The chatter may just be a case of the devil making words for idle mouths. Or it may be expressing a perception that the film is not 'commercial', which wouldn't be the first time one heard that about a new Jordan film. Similar mutterings were heard before The Good Thief was widely seen, although in my opinion they underestimated the quality of the film.
Ondine received mixed reviews from Toronto where it had its world premiere in September but a distribution deal for North American has been sealed with Magnolia in recent weeks. It'll be interesting to see how they market it there and what the audience reaction is to it at home.

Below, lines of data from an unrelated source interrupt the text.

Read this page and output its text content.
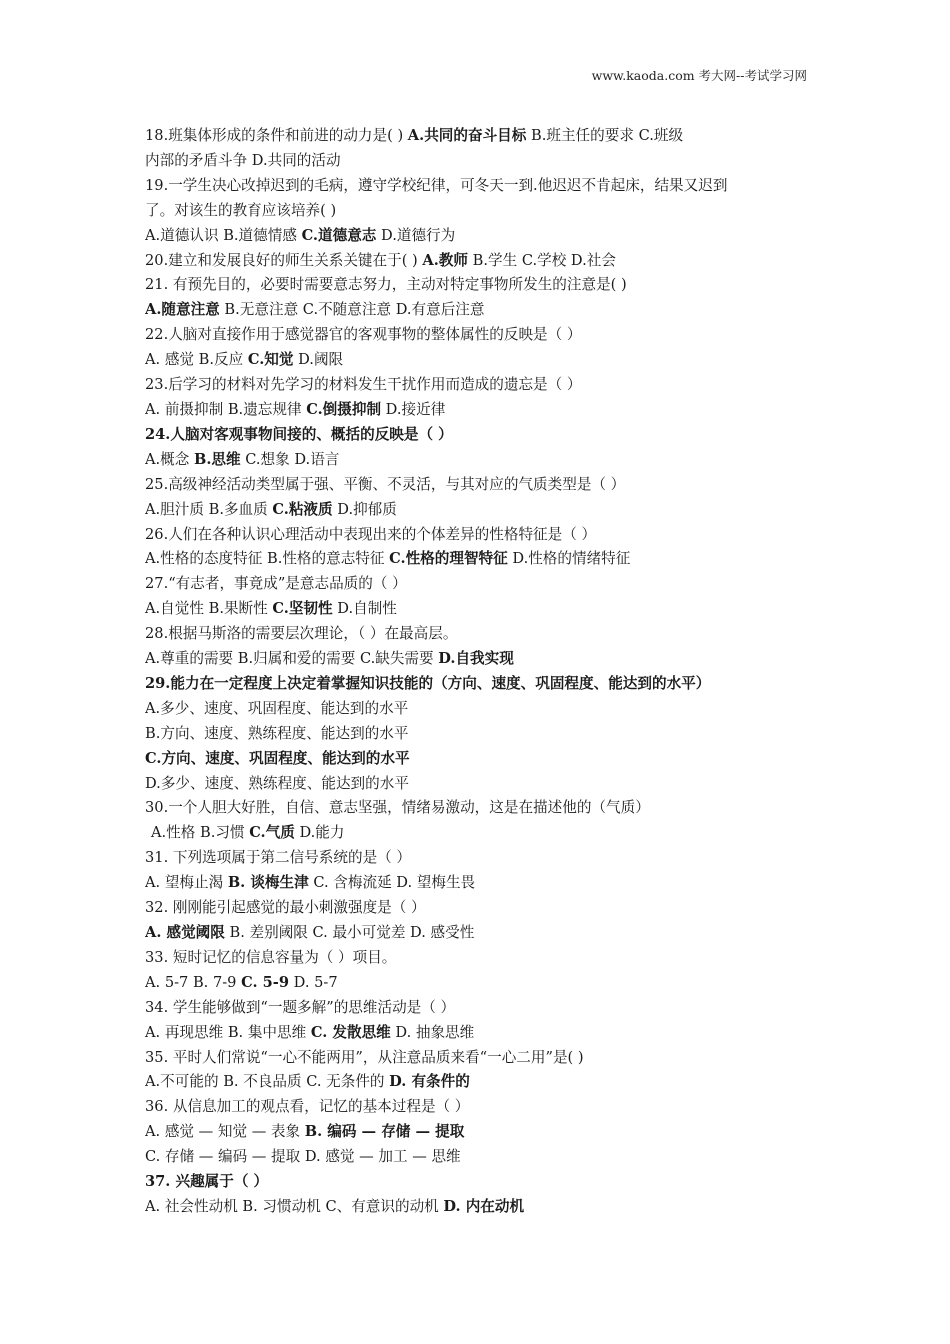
www.kaoda.com 考大网--考试学习网
18.班集体形成的条件和前进的动力是( ) A.共同的奋斗目标 B.班主任的要求 C.班级
内部的矛盾斗争 D.共同的活动
19.一学生决心改掉迟到的毛病，遵守学校纪律，可冬天一到.他迟迟不肯起床，结果又迟到
了。对该生的教育应该培养( )
A.道德认识 B.道德情感 C.道德意志 D.道德行为
20.建立和发展良好的师生关系关键在于( ) A.教师 B.学生 C.学校 D.社会
21. 有预先目的，必要时需要意志努力，主动对特定事物所发生的注意是( )
A.随意注意 B.无意注意 C.不随意注意 D.有意后注意
22.人脑对直接作用于感觉器官的客观事物的整体属性的反映是（ ）
A. 感觉 B.反应 C.知觉 D.阈限
23.后学习的材料对先学习的材料发生干扰作用而造成的遗忘是（ ）
A. 前摄抑制 B.遗忘规律 C.倒摄抑制 D.接近律
24.人脑对客观事物间接的、概括的反映是（ ）
A.概念 B.思维 C.想象 D.语言
25.高级神经活动类型属于强、平衡、不灵活，与其对应的气质类型是（ ）
A.胆汁质 B.多血质 C.粘液质 D.抑郁质
26.人们在各种认识心理活动中表现出来的个体差异的性格特征是（ ）
A.性格的态度特征 B.性格的意志特征 C.性格的理智特征 D.性格的情绪特征
27.“有志者，事竟成”是意志品质的（ ）
A.自觉性 B.果断性 C.坚韧性 D.自制性
28.根据马斯洛的需要层次理论，（ ）在最高层。
A.尊重的需要 B.归属和爱的需要 C.缺失需要 D.自我实现
29.能力在一定程度上决定着掌握知识技能的（方向、速度、巩固程度、能达到的水平）
A.多少、速度、巩固程度、能达到的水平
B.方向、速度、熟练程度、能达到的水平
C.方向、速度、巩固程度、能达到的水平
D.多少、速度、熟练程度、能达到的水平
30.一个人胆大好胜，自信、意志坚强，情绪易激动，这是在描述他的（气质）
A.性格 B.习惯 C.气质 D.能力
31. 下列选项属于第二信号系统的是（ ）
A. 望梅止渴 B. 谈梅生津 C. 含梅流延 D. 望梅生畏
32. 刚刚能引起感觉的最小刺激强度是（ ）
A. 感觉阈限 B. 差别阈限 C. 最小可觉差 D. 感受性
33. 短时记忆的信息容量为（ ）项目。
A. 5-7 B. 7-9 C. 5-9 D. 5-7
34. 学生能够做到“一题多解”的思维活动是（ ）
A. 再现思维 B. 集中思维 C. 发散思维 D. 抽象思维
35. 平时人们常说“一心不能两用”，从注意品质来看“一心二用”是( )
A.不可能的 B. 不良品质 C. 无条件的 D. 有条件的
36. 从信息加工的观点看，记忆的基本过程是（ ）
A. 感觉 — 知觉 — 表象 B. 编码 — 存储 — 提取
C. 存储 — 编码 — 提取 D. 感觉 — 加工 — 思维
37. 兴趣属于（ ）
A. 社会性动机 B. 习惯动机 C、有意识的动机 D. 内在动机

Trade publications have reported that Magnolia plan to put the film out on the VOD platform one month before the theatrical release in early Summer. Sounds like they are either hedging their bets or that they reckon the picture needs some positive advance word-of-mouth before it hits the big screen.
I look forward to seeing Ivan Kavanagh's The Fading Light and Mark O'Connor's Between the Canals both of which were made for little more than the IFB makes available for the Signature shorts scheme. That said, I think Between the Canals had started production before the IFB made its decision to fund the project in July 2009.
Two of the IFB's creative co-productions - Foxes and Nothing Personal - are being screened in the festival's Irish Cinema programme strand with the two titles mentioned above, alongside two films I saw in Galway last July - One Hundred Mornings and Savage.
I was disappointed by One Hundred Mornings but thought a lot of Savage, particularly (and this is not faint praise) its cinematography. Dublin has seldom been photographed so well.
I'm wondering why it is that the Irish-originated films, with the exception of Ondine, all seem to have been made on budgets of less than €200,000 from the IFB (this is also true of the documentaries His and Hers, Colony, et al), whereas many of the co-production projects originated elsewhere were better funded. For instance, Nothing Personal received €326,000 from the IFB. Incidentally, while I think of it, the festival programme should have included the Irish documentaries in the Irish cinema strand.
I suppose the simple answer to the funding question is that the films originated elsewhere have bigger budgets, and therefore attract more money. This may be true, but it follows that non-indigenous projects - including those not filmed in Ireland - frequently attract bigger sums from the IFB than locally developed and produced films.
A number of new Irish films seem notable by their absence from the programme - Perrier's Bounty, Seaside Stories, The Wake Wood, Five Day Shelter - as do several other co-productions backed by the IFB. Perhaps one of them will turn up as the surprise film.